None of them need new hardware. None of them need a new blood test. They need the data that already exists: compiled, structured, portable. That’s precisely why the regulatory moves matter.
That’s also when the FDA question comes in. By February 2026, over 1,400 AI-enabled devices had been cleared (with radiology still dominating at around 75% of all clearances), including Apple’s hypertension and sleep apnea detection from wrist PPG, and Anumana’s ECG-AI, which takes a standard electrocardiogram and detects heart failure risk a doctor would have missed entirely. The FDA evaluates these on four criteria: cybersecurity and data quality, model type (locked vs. adaptive), intended clinical use, and post-market surveillance requirements. The framework is rigorous. But the intelligence layer is moving faster than the clearance calendar, and that gap is widening.
Who Owns the Stack
OpenAI bet on the patient (consumer SaaS, high volume, low touch). Anthropic bet on the clinician (enterprise, workflow-embedded, HIPAA-compliant). Neither is wrong, as they reflect each company’s existing distribution strength. But neither of them are the ones writing the biggest checks.

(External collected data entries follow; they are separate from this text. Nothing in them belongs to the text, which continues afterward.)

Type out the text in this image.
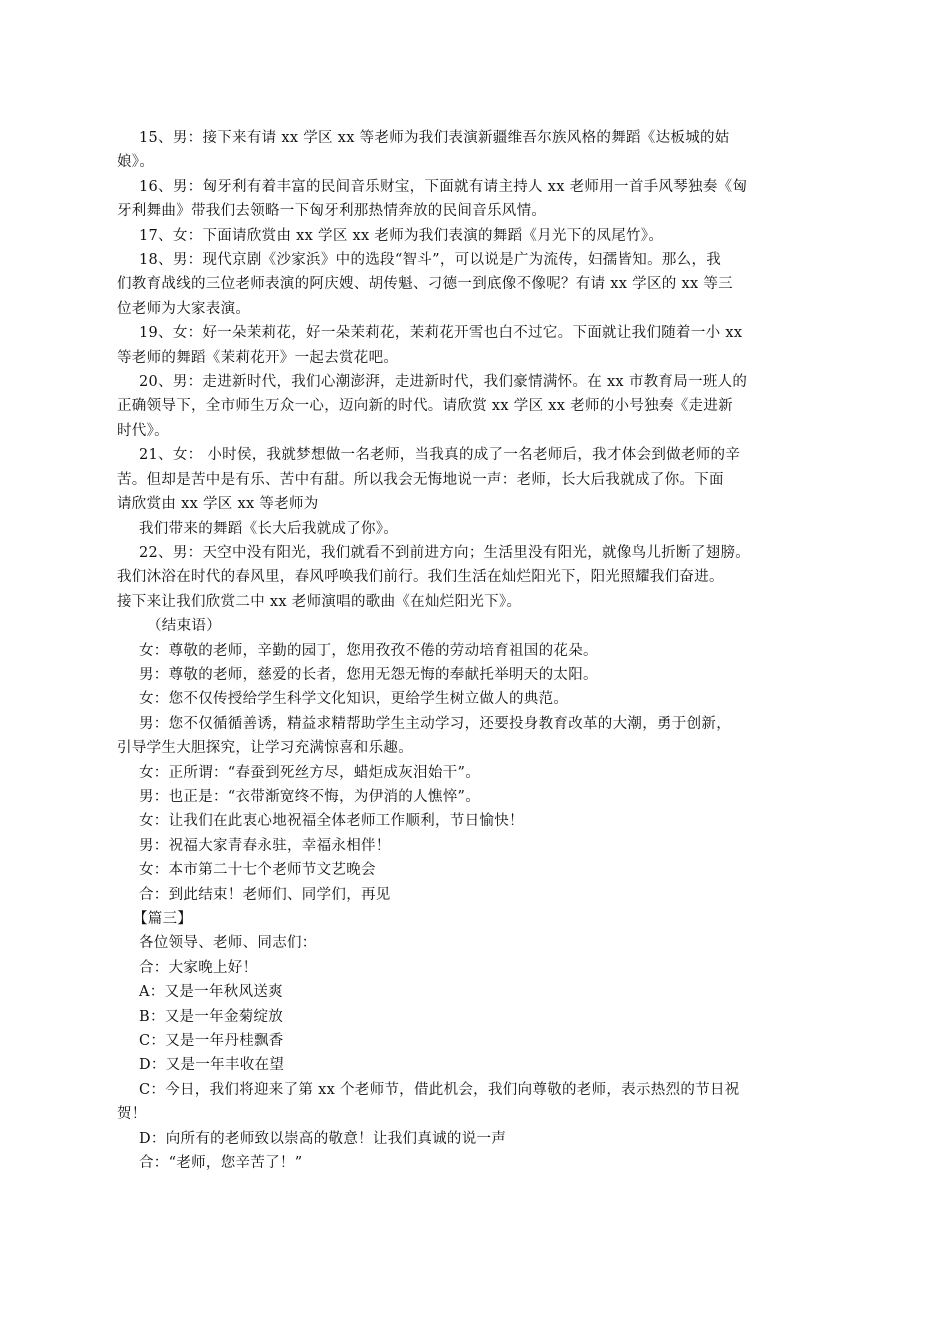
15、男：接下来有请 xx 学区 xx 等老师为我们表演新疆维吾尔族风格的舞蹈《达板城的姑
娘》。
16、男：匈牙利有着丰富的民间音乐财宝，下面就有请主持人 xx 老师用一首手风琴独奏《匈
牙利舞曲》带我们去领略一下匈牙利那热情奔放的民间音乐风情。
17、女：下面请欣赏由 xx 学区 xx 老师为我们表演的舞蹈《月光下的凤尾竹》。
18、男：现代京剧《沙家浜》中的选段“智斗”，可以说是广为流传，妇孺皆知。那么，我
们教育战线的三位老师表演的阿庆嫂、胡传魁、刁德一到底像不像呢？有请 xx 学区的 xx 等三
位老师为大家表演。
19、女：好一朵茉莉花，好一朵茉莉花，茉莉花开雪也白不过它。下面就让我们随着一小 xx
等老师的舞蹈《茉莉花开》一起去赏花吧。
20、男：走进新时代，我们心潮澎湃，走进新时代，我们豪情满怀。在 xx 市教育局一班人的
正确领导下，全市师生万众一心，迈向新的时代。请欣赏 xx 学区 xx 老师的小号独奏《走进新
时代》。
21、女： 小时侯，我就梦想做一名老师，当我真的成了一名老师后，我才体会到做老师的辛
苦。但却是苦中是有乐、苦中有甜。所以我会无悔地说一声：老师，长大后我就成了你。下面
请欣赏由 xx 学区 xx 等老师为
我们带来的舞蹈《长大后我就成了你》。
22、男：天空中没有阳光，我们就看不到前进方向；生活里没有阳光，就像鸟儿折断了翅膀。
我们沐浴在时代的春风里，春风呼唤我们前行。我们生活在灿烂阳光下，阳光照耀我们奋进。
接下来让我们欣赏二中 xx 老师演唱的歌曲《在灿烂阳光下》。
（结束语）
女：尊敬的老师，辛勤的园丁，您用孜孜不倦的劳动培育祖国的花朵。
男：尊敬的老师，慈爱的长者，您用无怨无悔的奉献托举明天的太阳。
女：您不仅传授给学生科学文化知识，更给学生树立做人的典范。
男：您不仅循循善诱，精益求精帮助学生主动学习，还要投身教育改革的大潮，勇于创新，
引导学生大胆探究，让学习充满惊喜和乐趣。
女：正所谓：“春蚕到死丝方尽，蜡炬成灰泪始干”。
男：也正是：“衣带渐宽终不悔，为伊消的人憔悴”。
女：让我们在此衷心地祝福全体老师工作顺利，节日愉快！
男：祝福大家青春永驻，幸福永相伴！
女：本市第二十七个老师节文艺晚会
合：到此结束！老师们、同学们，再见
【篇三】
各位领导、老师、同志们：
合：大家晚上好！
A：又是一年秋风送爽
B：又是一年金菊绽放
C：又是一年丹桂飘香
D：又是一年丰收在望
C：今日，我们将迎来了第 xx 个老师节，借此机会，我们向尊敬的老师，表示热烈的节日祝
贺！
D：向所有的老师致以崇高的敬意！让我们真诚的说一声
合：“老师，您辛苦了！”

And the market is responding. NVIDIA’s 2026 Healthcare AI Survey found that 70% of respondents said their organizations are already actively using AI, while 85% said their AI budgets will increase this year. For hospitals, insurers, and provider networks (the segment that writes the biggest checks), the top AI use case isn’t diagnostics or drug discovery. It’s administrative tasks and workflow optimization. 47% said optimizing AI workflows and production cycles is one of their top spending priorities in 2026. The organizations writing the checks are the ones already inside the system: hospital groups, insurance networks, and EHR platforms. The startups are building the intelligence. The incumbents are buying the distribution. Not the other way around.
The winner in this space won’t be the best model. It will be whoever earns the right to sit inside the workflow, embedded deep enough that replacing them means retraining the entire clinical team. That’s a switching cost the best SaaS product in the world can’t replicate. The moat isn’t the algorithm. It’s the trust.
The Layer That Changes Everything
Delphi-2M can predict your disease risk 20 years out. The intelligence exists. What doesn’t exist yet (at any meaningful scale) is the Tier 5 interface layer that delivers it to a real person, in a real consultation, in a language they can act on.
In the near term: fragmented players at every layer, regulation still being written, engagement problems largely unsolved. In the medium term: one or two platforms that manage to combine the data portability of Tier 4, the intelligence of Tier 3, and a Tier 5 interface that someone actually opens every day. In the US that might be a BigTech company. In Europe, EHDS mandates data portability but doesn’t pick a winner. In LATAM, it might be a company most people haven’t heard of yet, building the stack in a market where the stack didn’t exist.
The model already knows. The stack just needs to catch up.